Lucy: The hottest trends right now don’t always translate for people looking for comfort (high heels, pointed toes, strappy styles). Of course, sneakers and Birkenstock type shoes are going to be forever trendy, I think. Women have decided they won’t sacrifice their independence and comfort for fashion anymore and the fashion world listened.
Black, pink, white and metallics seem very dominant for this fall and winter season. I feel like those have been the go-to colors for the last two or three seasons, but there is no letting up, especially in footwear. We at Kiki Price are leaning into black and metallics but also into embroidery. Kim and I are very attracted to embellishment and humor, and we wanted that to be a big feature of this season’s collection.
How would you describe your personal styles?
Kiki: I tend toward styles that are more androgynous, whereas Lucy has a style that is a bit more feminine. I rarely, if ever, wear black. I love wearing white all year long, and I like simplicity. Even wearing a black belt seems like too much work for me. I feel my outfits are the backdrop for a great coat and shoes. Those are the items that matter most to me.
Lucy: My personal style I would describe as pretty classic in the sense that I like to buy things that I will love not just for one season but for decades. My closet has many, many pieces that I bought over 20 years ago. I tend towards solids, love metallics (silver jeans and a blue jean shirt, sign me up!), and tend to wear things that are body conscious. Shoes have always been the most important part of any outfit as much for the practicality (Can I walk in them a mile or more? Will they work if it rains?) as for the statement they make. I don’t often use a handbag or jewelry, so the shoes are the main accessory.
What is your inspiration?
Lucy: My inspiration usually comes from travel. I love going new places and seeing what is being done by local artisans. I am influenced by art, and people watching, and nature.
Kiki: I am inspired by my global colleagues, the colors worn in African countries where I partner in my other work, small neighborhoods in London, graffiti, my beautiful mother and anything worn by Halle Berry!

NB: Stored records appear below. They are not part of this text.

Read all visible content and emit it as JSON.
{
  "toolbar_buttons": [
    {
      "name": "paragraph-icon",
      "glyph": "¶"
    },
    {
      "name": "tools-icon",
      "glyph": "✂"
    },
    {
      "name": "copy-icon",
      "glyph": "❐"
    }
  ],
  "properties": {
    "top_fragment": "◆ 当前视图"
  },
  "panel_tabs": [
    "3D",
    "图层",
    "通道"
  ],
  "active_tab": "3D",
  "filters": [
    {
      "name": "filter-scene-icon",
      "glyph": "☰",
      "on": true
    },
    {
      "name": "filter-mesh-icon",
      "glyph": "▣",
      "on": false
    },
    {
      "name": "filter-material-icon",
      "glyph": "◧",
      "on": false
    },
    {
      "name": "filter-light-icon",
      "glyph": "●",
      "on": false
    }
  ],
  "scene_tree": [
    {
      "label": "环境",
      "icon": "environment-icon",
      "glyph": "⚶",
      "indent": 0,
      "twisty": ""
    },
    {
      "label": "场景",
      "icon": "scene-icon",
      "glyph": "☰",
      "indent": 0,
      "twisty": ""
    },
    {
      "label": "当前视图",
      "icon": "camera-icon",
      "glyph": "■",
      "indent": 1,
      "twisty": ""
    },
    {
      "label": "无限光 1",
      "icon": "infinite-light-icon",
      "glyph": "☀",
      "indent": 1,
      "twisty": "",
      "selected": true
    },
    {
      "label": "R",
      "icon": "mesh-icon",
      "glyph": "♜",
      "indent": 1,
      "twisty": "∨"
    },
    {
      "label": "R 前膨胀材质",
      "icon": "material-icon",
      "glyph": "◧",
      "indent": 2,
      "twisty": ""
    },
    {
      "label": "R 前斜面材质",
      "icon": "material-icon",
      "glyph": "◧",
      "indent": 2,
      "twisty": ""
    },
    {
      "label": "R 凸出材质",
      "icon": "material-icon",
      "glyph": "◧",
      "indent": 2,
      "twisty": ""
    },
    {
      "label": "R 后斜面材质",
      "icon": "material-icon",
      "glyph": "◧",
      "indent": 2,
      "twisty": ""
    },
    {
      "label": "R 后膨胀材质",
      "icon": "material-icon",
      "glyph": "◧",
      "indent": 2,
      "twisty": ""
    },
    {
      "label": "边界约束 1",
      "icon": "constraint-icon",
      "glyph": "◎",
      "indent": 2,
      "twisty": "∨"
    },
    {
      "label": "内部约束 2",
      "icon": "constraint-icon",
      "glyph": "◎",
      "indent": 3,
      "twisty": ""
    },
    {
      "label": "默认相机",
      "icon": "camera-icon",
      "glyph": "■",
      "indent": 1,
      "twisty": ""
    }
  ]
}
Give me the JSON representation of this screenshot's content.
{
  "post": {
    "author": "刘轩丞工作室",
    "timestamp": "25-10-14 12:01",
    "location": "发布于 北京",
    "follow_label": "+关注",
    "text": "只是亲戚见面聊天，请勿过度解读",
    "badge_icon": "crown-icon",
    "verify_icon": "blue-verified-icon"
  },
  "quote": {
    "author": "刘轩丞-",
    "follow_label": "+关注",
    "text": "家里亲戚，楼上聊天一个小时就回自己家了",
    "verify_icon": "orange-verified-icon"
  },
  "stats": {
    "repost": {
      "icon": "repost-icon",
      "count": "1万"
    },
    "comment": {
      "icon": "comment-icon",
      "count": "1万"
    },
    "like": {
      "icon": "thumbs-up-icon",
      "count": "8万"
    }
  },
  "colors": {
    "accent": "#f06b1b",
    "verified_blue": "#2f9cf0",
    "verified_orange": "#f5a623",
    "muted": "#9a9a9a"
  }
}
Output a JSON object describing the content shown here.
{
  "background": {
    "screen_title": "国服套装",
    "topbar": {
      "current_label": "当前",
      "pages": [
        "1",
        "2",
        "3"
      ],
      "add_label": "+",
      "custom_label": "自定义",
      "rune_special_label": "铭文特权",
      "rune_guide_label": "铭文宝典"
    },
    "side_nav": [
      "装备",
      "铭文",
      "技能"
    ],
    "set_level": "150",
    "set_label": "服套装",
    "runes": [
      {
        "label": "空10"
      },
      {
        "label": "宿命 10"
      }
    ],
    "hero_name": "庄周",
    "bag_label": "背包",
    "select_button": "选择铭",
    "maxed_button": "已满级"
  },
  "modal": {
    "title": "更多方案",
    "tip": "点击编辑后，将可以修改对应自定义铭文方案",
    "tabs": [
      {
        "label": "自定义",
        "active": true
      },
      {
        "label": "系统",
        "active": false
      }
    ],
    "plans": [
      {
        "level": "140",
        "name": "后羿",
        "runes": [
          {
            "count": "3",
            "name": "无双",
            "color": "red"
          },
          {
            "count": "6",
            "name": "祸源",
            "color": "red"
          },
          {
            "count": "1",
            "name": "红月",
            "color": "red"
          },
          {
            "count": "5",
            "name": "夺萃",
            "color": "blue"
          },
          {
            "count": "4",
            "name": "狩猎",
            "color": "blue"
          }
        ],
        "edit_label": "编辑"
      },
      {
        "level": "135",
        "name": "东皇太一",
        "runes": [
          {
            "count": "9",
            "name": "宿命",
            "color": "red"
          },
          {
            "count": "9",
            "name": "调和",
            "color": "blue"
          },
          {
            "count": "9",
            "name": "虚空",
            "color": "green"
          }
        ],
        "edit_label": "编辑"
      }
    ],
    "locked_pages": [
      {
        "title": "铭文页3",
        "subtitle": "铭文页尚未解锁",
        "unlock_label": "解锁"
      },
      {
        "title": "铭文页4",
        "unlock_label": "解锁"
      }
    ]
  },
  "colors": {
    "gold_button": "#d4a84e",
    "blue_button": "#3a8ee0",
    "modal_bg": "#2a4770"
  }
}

What is your best advice to someone looking for a comfortable pair of heels?
Lucy: Heels are generally more comfortable if the company making them really took time to last them properly. The last is the wood shape that is used to make ALL shoes. It’s the first and most important step in making a shoe that is comfortable. This is why a beautifully shaped but inexpensive shoe (that can look identical to an expensive designer brand) is usually not a good investment. Something will rub, pinch or hurt within minutes of having them on your feet. So that’s the first thing.
Secondly, how well the toe box accommodates the front of your foot is crucial to comfort. Thirdly, anything over three inches is a no-no for me. Two and three quarters will give you plenty of lift and elegance but won’t pitch your weight forward so much that you walk like a duck. And fourth, a good insole is key, or a great one like ours! It shouldn’t be overly cushioned or fat; it should have silicone pads in the forefoot and heel and some arch support.
Kiki: Don’t be fooled by instant comfort. A truly good footbed will keep that comfort working all day long. Bedroom slippers feel great the second you put them on, but you try walking five miles in them, and you will have some very sore feet.